Twix and Vanilla with Cookies and Cream ice-cream cake.
- 1¼ cup chocolate digestive biscuits,* crushed
- 4-5 tbsp melted butter
- approx. 2 pints vanilla ice-cream
- 1 cup Twix, in bite size pieces
- 1.5 cup peanut butter
- 1¼ cup Oreo wafer biscuits, in bite size pieces
- approx. 2 pints of cookies and cream ice-cream
- ½ cup fresh cream
- 1 tsp vanilla extract (if available, please use the real thing!)
- 1 tbsp Sugar**
- Butter a baking tray, or a springform cake pan and set aside. I used an 11x7x1.5 inch tray.
- Mix the melted butter with the digestive biscuits, put into the baking tray or a springform cake pan and smooth out.
- Put into the freezer for around 1 hour.
- Leave the vanilla ice-cream out for around 20 minutes before you are going to use it, so that it softens enough to mix it up. Once soft, mix in the Twix pieces.
- Remove the digestive biscuits from the freezer and spread the Twix-mix on the biscuits. Place back in the freezer for around 2 hours (don’t go under a minimum of an hour).
- Remove once more from the freezer, and spread the peanut butter on top of the ice-cream. Sprinkle the oreo wafers on top of the peanut butter and place in the freezer again for a minimum of 2 hours. If you want, you may reserve some of the oreo to mix in with the cream and remaining ice-cream.
- Then whip the cream well with the sugar and vanilla***.
- Again, leave the ice-cream out for around 20 minutes or until soft enough to fold in the cream. If using, add the remaining oreos at this stage.
- Place back in the freezer for a minimum of 2 hours, but longer would be preferable.
- Remove from the freezer about 10 to 15 minutes before you are ready to serve.
- Share with your friends and/or family and enjoy!
*Graham crackers can be used in place of digestive biscuits.
**I used only 1 tbsp of sugar, however you can adjust to your own tastes and preferences (remember you are going to mix with the cookies and cream ice-cream so you don’t want it to be too sweet).
***I only lightly whipped it but not enough that it was peaked.
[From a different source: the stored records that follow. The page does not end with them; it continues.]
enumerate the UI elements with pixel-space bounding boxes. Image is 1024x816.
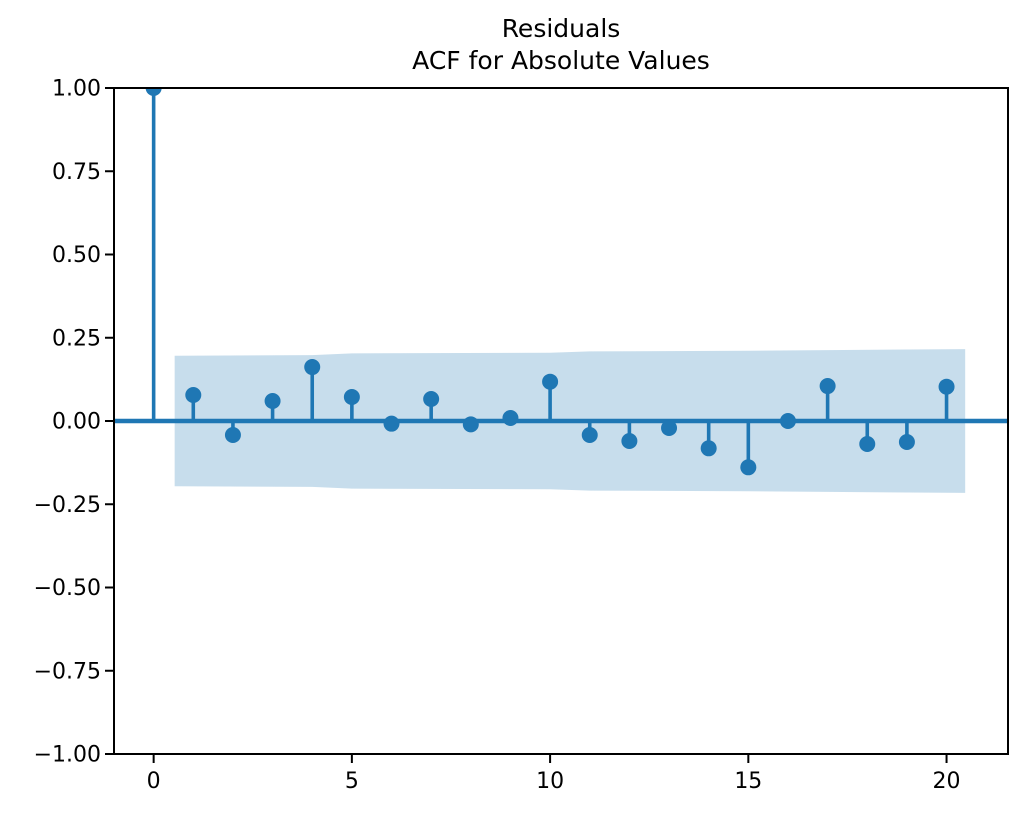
marker-lag-13 xyxy=(661,419,678,436)
y-tick-label: 0.50 xyxy=(52,243,101,268)
marker-lag-4 xyxy=(304,359,321,376)
marker-lag-14 xyxy=(700,440,717,457)
chart-title-line2: ACF for Absolute Values xyxy=(412,46,710,75)
marker-lag-17 xyxy=(819,378,836,395)
y-axis: 1.00 0.75 0.50 0.25 0.00 −0.25 −0.50 −0.75 −1.00 xyxy=(34,77,114,768)
marker-lag-5 xyxy=(343,389,360,406)
y-tick-label: −0.75 xyxy=(34,659,101,684)
x-tick-label: 15 xyxy=(734,769,762,794)
marker-lag-6 xyxy=(383,415,400,432)
marker-lag-12 xyxy=(621,432,638,449)
y-tick-label: 1.00 xyxy=(52,77,101,102)
marker-lag-19 xyxy=(898,433,915,450)
stem-series xyxy=(145,88,955,476)
marker-lag-9 xyxy=(502,410,519,427)
marker-lag-15 xyxy=(740,459,757,476)
y-tick-label: −0.50 xyxy=(34,576,101,601)
marker-lag-20 xyxy=(938,378,955,395)
y-tick-label: 0.25 xyxy=(52,326,101,351)
chart-title: Residuals ACF for Absolute Values xyxy=(114,13,1008,77)
x-axis: 0 5 10 15 20 xyxy=(147,754,961,794)
marker-lag-3 xyxy=(264,393,281,410)
x-tick-label: 5 xyxy=(345,769,359,794)
y-tick-label: −0.25 xyxy=(34,493,101,518)
marker-lag-10 xyxy=(542,373,559,390)
chart-title-line1: Residuals xyxy=(501,14,621,43)
marker-lag-1 xyxy=(185,387,202,404)
y-tick-label: −1.00 xyxy=(34,743,101,768)
marker-lag-16 xyxy=(779,413,796,429)
marker-lag-2 xyxy=(224,426,241,443)
marker-lag-8 xyxy=(462,416,479,433)
marker-lag-18 xyxy=(859,435,876,452)
x-tick-label: 20 xyxy=(933,769,961,794)
marker-lag-0 xyxy=(145,88,162,96)
marker-lag-11 xyxy=(581,426,598,443)
y-tick-label: 0.75 xyxy=(52,160,101,185)
x-tick-label: 10 xyxy=(536,769,564,794)
marker-lag-7 xyxy=(423,391,440,408)
y-tick-label: 0.00 xyxy=(52,410,101,435)
x-tick-label: 0 xyxy=(147,769,161,794)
I would recommend whipping it a little more than I did as it will hold it’s shape a little better when mixed with the ice-cream. I also only had an hour and a half before I would be serving to friends and it wasn’t quite enough time for this last layer to set, hence the above recommendation of a minimum of 2 hours after the last layer and the slightly melted look in the photo.
Make it ahead of time: This is an easy recipe to make ahead, either the night before or a couple of days before. Once everything is set, cover with clingfilm or aluminium foil.
Make it your own: As mentioned in the Food 52 article (link above), you can always adjust things to your own tastes. If you don’t like the flavours of ice-cream I’ve used, substitute your favourite.